Now let’s get down and dirty with a couple of questions that have come in lately about pests and diseases in the garden.

Q: Help! Japanese beetles are eating everything in my garden! How can I get rid of this nasty garden pest?  

Ah yes, the king of the beetles! They sure can play dirty in the garden. They’ll eat just about anything, but they especially love rose-family plants, which includes perennial hibiscus, also known as rose mallow. These big, nasty beetles start off as grubs in your lawn and then emerge as adult beetles over the summer months before heading back down to lay their eggs under the turf in fall.

Your best bet to eliminate Japanese beetles is to attack them while they are still grubs. Bt, or Bacillus thuringiensis, is one of the most commonly used products. It’s a naturally occurring soil bacteria that attacks the soft grubs and does them in before they have the chance to turn into adult beetles. Milky Spore (Bacillus papillae) is also commonly sold for this same purpose, though it is more of a long-term solution to the problem, since it can take a few years to build up in your soil. Consult your local extension office to learn when to best apply these products to your lawn to prevent Japanese beetles in the future.

Q: My grandmother’s roses were healthy this spring, and they started to bloom beautifully, then the leaves started to turn yellow and fall off. Some of the leaves have spots on them, and they look pretty ragged. What can we do? We don’t want to lose her precious roses!  

Unfortunately, many roses are struggling this year due to our soggy start to the season coupled with our infamous humid nights. Your roses are suffering from a common fungal disease called black spot. It can attack all kinds of roses, but some of the older varieties can be more prone to disease. Newer hybrid roses tend to have better resistance to black spot and other fungal diseases.

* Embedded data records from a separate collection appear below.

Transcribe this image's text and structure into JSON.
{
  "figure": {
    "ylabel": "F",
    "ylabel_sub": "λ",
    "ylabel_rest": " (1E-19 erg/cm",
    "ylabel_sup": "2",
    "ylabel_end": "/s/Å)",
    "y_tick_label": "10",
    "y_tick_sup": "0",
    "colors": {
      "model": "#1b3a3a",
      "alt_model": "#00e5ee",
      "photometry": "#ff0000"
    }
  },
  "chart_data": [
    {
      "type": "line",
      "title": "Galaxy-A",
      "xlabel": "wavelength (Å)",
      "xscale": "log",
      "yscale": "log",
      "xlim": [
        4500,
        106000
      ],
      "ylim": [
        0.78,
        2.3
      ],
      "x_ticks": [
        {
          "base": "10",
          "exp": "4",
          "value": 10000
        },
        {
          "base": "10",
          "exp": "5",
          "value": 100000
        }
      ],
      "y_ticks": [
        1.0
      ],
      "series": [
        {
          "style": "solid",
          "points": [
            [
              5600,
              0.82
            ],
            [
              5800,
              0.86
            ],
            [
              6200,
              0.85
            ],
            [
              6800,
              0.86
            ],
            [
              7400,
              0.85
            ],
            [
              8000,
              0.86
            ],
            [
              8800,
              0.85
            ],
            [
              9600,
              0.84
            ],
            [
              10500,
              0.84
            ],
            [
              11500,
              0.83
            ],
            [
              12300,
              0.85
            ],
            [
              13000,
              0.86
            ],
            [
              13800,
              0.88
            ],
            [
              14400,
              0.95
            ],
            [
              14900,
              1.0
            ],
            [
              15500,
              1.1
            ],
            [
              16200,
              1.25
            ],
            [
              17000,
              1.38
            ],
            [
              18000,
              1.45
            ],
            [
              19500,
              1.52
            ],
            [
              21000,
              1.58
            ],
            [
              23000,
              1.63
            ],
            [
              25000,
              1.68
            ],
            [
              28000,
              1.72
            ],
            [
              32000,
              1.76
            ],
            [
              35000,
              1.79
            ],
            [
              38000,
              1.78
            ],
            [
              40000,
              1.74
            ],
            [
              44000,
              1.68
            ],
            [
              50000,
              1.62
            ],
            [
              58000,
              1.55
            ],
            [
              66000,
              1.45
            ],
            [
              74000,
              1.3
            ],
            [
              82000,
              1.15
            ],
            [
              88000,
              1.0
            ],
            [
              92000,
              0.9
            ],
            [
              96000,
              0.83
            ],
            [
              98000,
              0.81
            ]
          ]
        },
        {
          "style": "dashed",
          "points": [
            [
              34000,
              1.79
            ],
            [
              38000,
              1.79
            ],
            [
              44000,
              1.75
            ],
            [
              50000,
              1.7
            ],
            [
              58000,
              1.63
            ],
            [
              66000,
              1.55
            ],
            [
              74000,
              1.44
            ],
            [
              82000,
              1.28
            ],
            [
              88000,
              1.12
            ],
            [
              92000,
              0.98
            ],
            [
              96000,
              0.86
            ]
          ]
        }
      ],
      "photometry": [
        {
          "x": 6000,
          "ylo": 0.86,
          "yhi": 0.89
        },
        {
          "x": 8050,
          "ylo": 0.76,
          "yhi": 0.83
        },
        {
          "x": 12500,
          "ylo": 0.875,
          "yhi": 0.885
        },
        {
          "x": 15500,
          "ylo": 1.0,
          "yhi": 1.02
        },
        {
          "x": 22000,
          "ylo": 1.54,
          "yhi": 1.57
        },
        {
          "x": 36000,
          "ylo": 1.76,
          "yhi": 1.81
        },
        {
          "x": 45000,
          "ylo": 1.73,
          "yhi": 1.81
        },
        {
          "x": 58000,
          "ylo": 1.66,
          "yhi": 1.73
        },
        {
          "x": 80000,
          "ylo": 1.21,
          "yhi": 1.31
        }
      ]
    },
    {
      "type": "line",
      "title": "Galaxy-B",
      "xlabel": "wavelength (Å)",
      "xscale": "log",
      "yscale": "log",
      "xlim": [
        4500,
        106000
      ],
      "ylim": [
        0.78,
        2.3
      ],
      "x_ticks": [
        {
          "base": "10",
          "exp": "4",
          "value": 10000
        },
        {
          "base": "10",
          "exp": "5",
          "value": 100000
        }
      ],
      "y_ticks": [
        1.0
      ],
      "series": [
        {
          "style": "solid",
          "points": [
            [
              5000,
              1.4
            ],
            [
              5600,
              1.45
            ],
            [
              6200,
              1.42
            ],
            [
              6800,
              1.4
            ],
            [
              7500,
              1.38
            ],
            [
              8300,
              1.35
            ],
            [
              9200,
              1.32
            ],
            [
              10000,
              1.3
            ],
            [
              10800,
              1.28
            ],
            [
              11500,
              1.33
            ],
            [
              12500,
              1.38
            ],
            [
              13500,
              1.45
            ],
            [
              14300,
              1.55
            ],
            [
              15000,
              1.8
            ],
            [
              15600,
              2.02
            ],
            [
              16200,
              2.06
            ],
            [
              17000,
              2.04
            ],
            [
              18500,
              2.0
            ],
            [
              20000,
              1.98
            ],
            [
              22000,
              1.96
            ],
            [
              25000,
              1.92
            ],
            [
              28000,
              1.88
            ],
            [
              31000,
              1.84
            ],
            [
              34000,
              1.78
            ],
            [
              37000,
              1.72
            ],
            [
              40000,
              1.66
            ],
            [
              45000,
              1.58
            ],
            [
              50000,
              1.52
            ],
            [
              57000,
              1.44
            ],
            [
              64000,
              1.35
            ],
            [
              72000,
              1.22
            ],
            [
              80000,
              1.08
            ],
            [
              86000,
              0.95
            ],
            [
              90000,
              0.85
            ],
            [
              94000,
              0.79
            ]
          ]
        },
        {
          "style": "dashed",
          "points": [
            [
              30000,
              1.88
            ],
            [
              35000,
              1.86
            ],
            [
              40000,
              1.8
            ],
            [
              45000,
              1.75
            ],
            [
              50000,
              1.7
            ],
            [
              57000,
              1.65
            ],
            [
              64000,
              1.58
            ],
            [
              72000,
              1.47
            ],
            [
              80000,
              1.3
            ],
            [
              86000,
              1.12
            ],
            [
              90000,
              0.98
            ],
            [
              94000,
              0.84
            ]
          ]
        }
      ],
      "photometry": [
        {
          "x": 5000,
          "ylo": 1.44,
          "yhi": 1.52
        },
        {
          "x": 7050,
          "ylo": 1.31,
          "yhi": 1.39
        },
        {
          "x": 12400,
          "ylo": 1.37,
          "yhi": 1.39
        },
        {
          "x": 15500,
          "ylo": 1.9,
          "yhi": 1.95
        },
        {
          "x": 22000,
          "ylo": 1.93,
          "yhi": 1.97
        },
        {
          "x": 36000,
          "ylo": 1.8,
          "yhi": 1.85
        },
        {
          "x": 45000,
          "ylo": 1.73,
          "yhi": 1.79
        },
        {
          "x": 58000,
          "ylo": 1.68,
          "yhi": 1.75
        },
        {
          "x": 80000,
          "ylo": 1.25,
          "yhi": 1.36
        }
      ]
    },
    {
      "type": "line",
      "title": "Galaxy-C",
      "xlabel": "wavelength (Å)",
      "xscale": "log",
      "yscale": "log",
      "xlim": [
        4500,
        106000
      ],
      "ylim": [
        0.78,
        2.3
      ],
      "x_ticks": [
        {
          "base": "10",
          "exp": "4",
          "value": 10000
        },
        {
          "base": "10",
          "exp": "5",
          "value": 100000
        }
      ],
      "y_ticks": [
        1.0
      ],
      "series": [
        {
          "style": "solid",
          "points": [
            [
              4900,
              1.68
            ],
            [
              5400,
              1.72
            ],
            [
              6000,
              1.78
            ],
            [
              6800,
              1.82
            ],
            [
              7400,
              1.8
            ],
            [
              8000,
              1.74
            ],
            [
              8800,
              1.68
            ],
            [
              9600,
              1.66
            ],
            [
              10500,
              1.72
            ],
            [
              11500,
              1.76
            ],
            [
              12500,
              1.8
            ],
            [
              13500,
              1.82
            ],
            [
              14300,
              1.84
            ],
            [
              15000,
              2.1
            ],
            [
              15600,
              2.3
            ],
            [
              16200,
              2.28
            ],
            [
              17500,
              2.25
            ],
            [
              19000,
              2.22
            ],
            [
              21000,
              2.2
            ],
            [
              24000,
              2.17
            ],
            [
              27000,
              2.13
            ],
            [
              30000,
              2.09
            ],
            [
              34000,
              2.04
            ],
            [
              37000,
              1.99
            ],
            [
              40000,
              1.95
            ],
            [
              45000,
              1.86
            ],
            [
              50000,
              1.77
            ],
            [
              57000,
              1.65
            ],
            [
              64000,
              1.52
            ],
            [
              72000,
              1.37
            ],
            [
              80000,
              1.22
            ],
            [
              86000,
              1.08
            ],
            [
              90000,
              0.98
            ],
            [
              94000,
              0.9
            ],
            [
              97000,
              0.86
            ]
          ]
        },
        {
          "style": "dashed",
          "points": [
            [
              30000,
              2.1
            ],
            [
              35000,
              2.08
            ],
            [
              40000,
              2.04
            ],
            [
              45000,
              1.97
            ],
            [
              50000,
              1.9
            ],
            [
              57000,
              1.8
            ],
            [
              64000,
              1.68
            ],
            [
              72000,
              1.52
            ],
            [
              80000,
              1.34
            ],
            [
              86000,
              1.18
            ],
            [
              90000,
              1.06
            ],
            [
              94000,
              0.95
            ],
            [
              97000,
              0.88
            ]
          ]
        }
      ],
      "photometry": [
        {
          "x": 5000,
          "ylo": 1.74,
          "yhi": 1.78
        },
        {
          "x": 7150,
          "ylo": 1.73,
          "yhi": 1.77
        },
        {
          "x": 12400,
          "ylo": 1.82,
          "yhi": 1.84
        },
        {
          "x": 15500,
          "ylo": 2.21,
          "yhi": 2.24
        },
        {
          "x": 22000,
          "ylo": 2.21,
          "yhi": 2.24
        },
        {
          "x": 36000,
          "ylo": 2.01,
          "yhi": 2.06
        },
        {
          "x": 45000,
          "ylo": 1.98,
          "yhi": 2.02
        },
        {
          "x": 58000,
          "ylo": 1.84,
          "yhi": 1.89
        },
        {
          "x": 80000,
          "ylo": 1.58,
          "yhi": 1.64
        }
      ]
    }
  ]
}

Trying to treat roses that are heavily infected with black spot after the symptoms appear is like trying to heal a broken arm with a Band-Aid. For now, continue to water your roses at the root — be careful not to wet the foliage — and feed them through the season. Prune off the most infected foliage, but take care not to remove more than 20 percent of the plant.

Prevention is the key here, so plan to set up a spray regimen starting early next spring as soon as the new growth sprouts. Depending on what type of fungicide you use, you’ll need to spray your roses every 1 to 3 weeks and continue spraying throughout the season. Black spot can weaken roses over time and eventually win the war, so you’ll have to decide whether those roses are important enough to you to continue treatment, or to replace them with disease resistant cultivars instead.